遠い夢の中
これはデートではない、わかってる。
いや、わかってるつもりだ。
だけど…。
僕は夜景に輝くこの市の名スポットを、一つ手前の橋で眺めていた。
朝から昼までのアルバイトで疲労困憊の状態の僕は、正直…、帰りたい、寝たい。
それでも準備に時間をかけて、普段きこなさない服装まで選んでしまった。
どこか変かな?
って、彼氏を待つ女子か⁉︎
「だから、なんで張り切ってんだよ、僕は!」
周りに歩いていた人たちがピッタと止まり、僕の方を向いている。
「あ、いや、すいません…」
恥ずかしい…。
歩き交う皆が祭り気分のようだ。
浴衣を身に纏う人々。
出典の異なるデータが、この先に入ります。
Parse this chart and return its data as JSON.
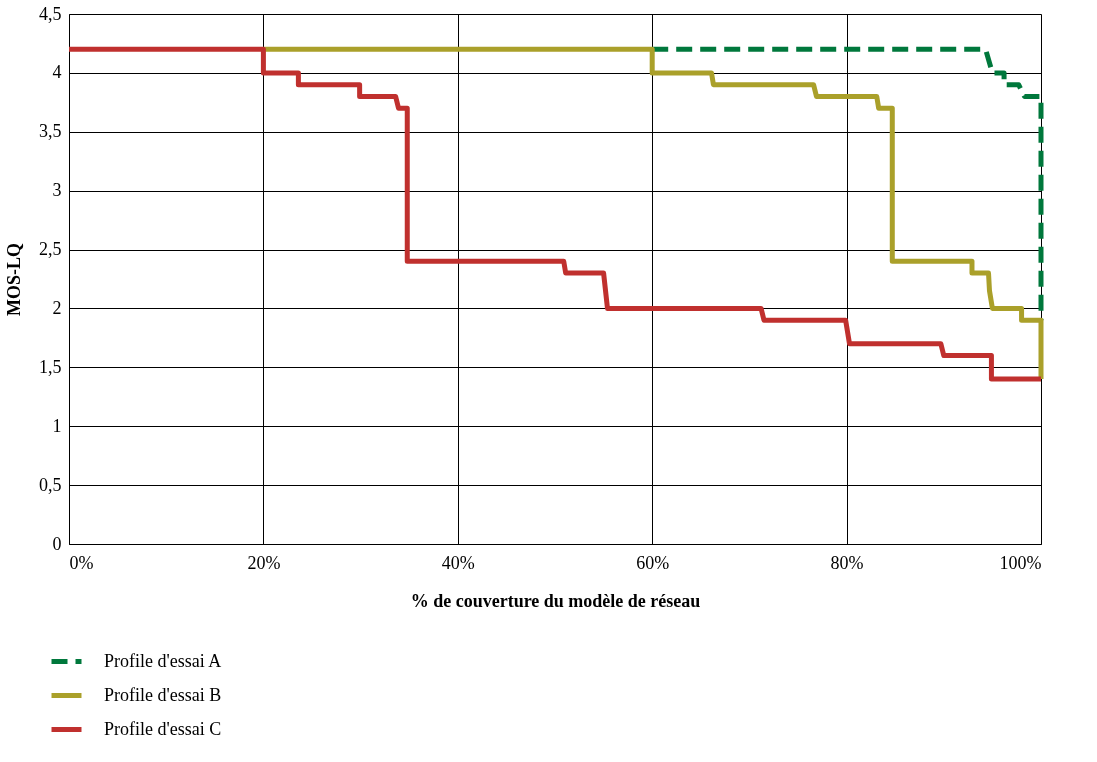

林檎飴を持ちながら走る子供たち。
それに…。
「花火が終わったらさ、ウチ来る?」
「行く〜!」
チッ、カップルだ。
お互い腕を組みながら浮かれてる後ろ姿が実に忌々しい。
爆発しろ。
祭りなんていつぶりだろう。
随分経つな…。
「きっかけがないと絶対に来ないもんなぁ…」
僕は雑踏が苦手だし、カップルがいると興が冷める。
浴衣も無いので、私服で着ている。
だからこういう場所には極力来たくない。
だけど、なぜか未廻下の誘いはすぐに受け入れてしまった。
「らしくないな…。はぁ…」
どうしたんだろう? 最近の僕は。
未廻下との約束はここで七時集合である。
一時間前に着いてしまった僕には、夜景を眺める以外何もすることがない。
そういえば、未廻下は今日のバイトに居なかった。
事前に休みを取ったのだろうか。
しかし、土日、祝日によっぽどの理由がないと、絶対休ませてくれないことで有名なあの店がどういう風の吹き回しなのだろうか。
今日も忙しくてヘドヘドだ。
「やっぱり、適当な理由をつけて帰ろうかなぁ?」
「せっかくの人の誘いをそんな風に投げ捨てるの? アンタは」
右隣から声がした。
『♪君の髪の香りはじけた 浴衣姿がまぶしすぎて お祭りの夜は胸が騒いだよ〜♪』
未廻下を目にした瞬間、時間も思考も止まったように思えた。
だが、どこかから聞こえてきた曲が時間の流れを示すと同時に、僕の心境を表しているような気がして、未廻下にどう声を掛ければいいか迷ってしまった。